Phoenix from flames: one-in-20 new companies linked to failed ventures
AN analysis of liquidations has revealed that many of the bust companies show "classic phoenix traits" with "unscrupulous" directors creating new, debt-free companies out of the ashes of failed business entities.
One-in-20 companies whose demise was analysed by BusinessPro, the business monitoring agency that publishes 'Stubbs Gazette', showed phoenix traits such as common directorships and common business lines of their failed predecessors.
Phoenix companies are businesses that have been restarted in a new guise by directors or their associates who had previously wound up companies to avoid tax and other liabilities.
Publication of the pilot research, which is expected to pave the way for a larger study of phoenix entities, follows a stark warning by the Pensions Ombudsman that new businesses formed out of recent company failures are leaving a trail of unpaid taxes, bills, wages, pensions and unpaid suppliers and leaving the taxpayer to pick up the redundancy bill.
Donal Bolger, finance director of BusinessPro, said that "honest failures" are a natural part of doing business and limited liability is the building block of business.
However, the preliminary analysis had shown that there is a "significant minority" of company failures whose director or director/shareholder's actions -- before and after liquidation -- are "calculated and nefarious".
Steps used by directors to evade their responsibilities include:
•Disposing of company assets to themselves or connected parties at a preferential figure.
•Paying off personally guaranteed bank debts.
•Extending intra-company loans from the "bad" company to the "good".
"The phoenix phenomenon is, of itself, not necessarily a bad thing," said Mr Bolger.
"But a line must be drawn where the phoenix is a clear and brazen stratagem to deprive creditors."
At the end of 2010 the Revenue Commissioners was monitoring a total of 4,269 cases under its phoenix and commonality programmes.

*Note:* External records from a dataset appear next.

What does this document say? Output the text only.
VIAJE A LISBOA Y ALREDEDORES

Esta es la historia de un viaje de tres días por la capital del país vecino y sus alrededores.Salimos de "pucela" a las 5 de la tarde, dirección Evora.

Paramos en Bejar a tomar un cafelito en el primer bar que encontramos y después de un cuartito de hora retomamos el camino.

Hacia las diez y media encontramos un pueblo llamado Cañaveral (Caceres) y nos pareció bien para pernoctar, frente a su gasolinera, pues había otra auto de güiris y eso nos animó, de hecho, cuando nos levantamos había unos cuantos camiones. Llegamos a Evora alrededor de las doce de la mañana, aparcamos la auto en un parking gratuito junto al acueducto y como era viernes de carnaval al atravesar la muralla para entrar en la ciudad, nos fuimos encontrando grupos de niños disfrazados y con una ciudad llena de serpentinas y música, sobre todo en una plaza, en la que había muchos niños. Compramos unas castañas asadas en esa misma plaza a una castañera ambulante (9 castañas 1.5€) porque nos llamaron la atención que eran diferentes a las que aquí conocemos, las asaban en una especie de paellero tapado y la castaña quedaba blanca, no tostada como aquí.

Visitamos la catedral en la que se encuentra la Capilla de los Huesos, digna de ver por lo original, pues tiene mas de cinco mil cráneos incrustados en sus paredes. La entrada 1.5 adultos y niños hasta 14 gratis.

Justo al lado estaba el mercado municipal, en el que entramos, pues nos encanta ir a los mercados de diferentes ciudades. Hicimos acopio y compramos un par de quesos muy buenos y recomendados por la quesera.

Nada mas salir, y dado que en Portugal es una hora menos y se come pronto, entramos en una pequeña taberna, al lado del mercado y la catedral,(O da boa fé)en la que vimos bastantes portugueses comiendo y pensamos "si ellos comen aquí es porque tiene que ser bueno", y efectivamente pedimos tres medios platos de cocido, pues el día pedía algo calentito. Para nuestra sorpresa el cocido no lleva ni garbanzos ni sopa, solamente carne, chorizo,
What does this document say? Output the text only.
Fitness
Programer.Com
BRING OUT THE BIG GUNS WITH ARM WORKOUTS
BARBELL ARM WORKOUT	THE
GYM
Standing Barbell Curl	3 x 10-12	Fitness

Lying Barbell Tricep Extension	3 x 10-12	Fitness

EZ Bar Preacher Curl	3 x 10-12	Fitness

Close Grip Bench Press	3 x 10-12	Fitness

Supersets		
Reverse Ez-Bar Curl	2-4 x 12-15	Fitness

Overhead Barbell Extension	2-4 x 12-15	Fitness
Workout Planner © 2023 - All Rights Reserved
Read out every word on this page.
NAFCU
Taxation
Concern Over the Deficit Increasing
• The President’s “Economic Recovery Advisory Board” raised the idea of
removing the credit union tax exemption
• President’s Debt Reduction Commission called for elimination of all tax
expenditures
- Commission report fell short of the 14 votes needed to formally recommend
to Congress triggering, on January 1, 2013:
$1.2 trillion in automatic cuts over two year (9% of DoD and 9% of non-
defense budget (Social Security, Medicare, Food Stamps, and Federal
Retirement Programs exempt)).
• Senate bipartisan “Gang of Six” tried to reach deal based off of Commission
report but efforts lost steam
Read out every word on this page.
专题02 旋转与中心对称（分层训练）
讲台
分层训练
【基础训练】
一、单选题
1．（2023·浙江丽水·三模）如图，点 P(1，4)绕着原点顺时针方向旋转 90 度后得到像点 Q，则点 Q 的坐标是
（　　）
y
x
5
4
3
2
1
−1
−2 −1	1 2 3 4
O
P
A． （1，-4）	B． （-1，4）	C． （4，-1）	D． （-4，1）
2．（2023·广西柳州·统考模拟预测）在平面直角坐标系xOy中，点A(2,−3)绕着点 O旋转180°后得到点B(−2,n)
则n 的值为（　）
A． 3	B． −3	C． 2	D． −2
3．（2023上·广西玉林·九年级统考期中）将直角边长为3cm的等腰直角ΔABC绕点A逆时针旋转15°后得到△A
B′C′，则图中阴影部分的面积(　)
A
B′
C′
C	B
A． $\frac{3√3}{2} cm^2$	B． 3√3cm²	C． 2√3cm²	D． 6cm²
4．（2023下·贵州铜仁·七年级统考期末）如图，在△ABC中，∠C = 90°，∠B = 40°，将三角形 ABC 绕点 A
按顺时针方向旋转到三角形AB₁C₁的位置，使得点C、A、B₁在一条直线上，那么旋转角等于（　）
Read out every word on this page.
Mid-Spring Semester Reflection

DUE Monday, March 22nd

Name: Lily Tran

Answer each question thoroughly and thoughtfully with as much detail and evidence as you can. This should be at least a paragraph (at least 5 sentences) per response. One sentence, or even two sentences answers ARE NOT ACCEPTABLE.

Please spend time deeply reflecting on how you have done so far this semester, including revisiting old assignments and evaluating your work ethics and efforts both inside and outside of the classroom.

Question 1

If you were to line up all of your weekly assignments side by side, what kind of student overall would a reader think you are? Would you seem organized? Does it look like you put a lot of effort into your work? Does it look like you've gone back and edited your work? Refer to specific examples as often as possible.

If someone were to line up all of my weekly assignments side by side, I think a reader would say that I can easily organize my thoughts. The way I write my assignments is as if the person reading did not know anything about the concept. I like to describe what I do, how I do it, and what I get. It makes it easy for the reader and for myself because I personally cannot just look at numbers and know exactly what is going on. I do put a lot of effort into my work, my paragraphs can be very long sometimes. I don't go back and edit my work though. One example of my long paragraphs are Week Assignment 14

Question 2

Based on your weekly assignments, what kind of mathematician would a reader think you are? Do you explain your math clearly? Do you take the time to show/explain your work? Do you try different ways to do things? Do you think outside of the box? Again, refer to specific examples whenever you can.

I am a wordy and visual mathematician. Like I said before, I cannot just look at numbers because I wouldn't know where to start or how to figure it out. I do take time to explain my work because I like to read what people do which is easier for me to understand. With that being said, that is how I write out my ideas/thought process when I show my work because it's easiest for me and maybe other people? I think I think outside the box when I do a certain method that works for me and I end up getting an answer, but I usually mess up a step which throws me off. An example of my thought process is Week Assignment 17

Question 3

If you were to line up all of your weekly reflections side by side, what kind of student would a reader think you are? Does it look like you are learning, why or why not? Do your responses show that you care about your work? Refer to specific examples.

The commonality programme scrutinises directors who hold common direct- orships where problems such as significant tax debt have arisen in one and may indicate difficulties in another.
Revenue says that the increase in the numbers of cases managed under these programmes reflects the continuing debt challenge posed by the economic and financial environment in which businesses are operating and its determination to give priority attention to the highest risk cases.
Once a suspected phoenix company is tax compliant for two years it is taken out of this monitoring programme, although any regression will result in the company being reinstated.
At the end of 2010 there were 675 cases in the phoenix monitoring programme. In 2010 Revenue wrote off €261m in fiduciary taxes, of which €150.8m related to companies that went into liquidation.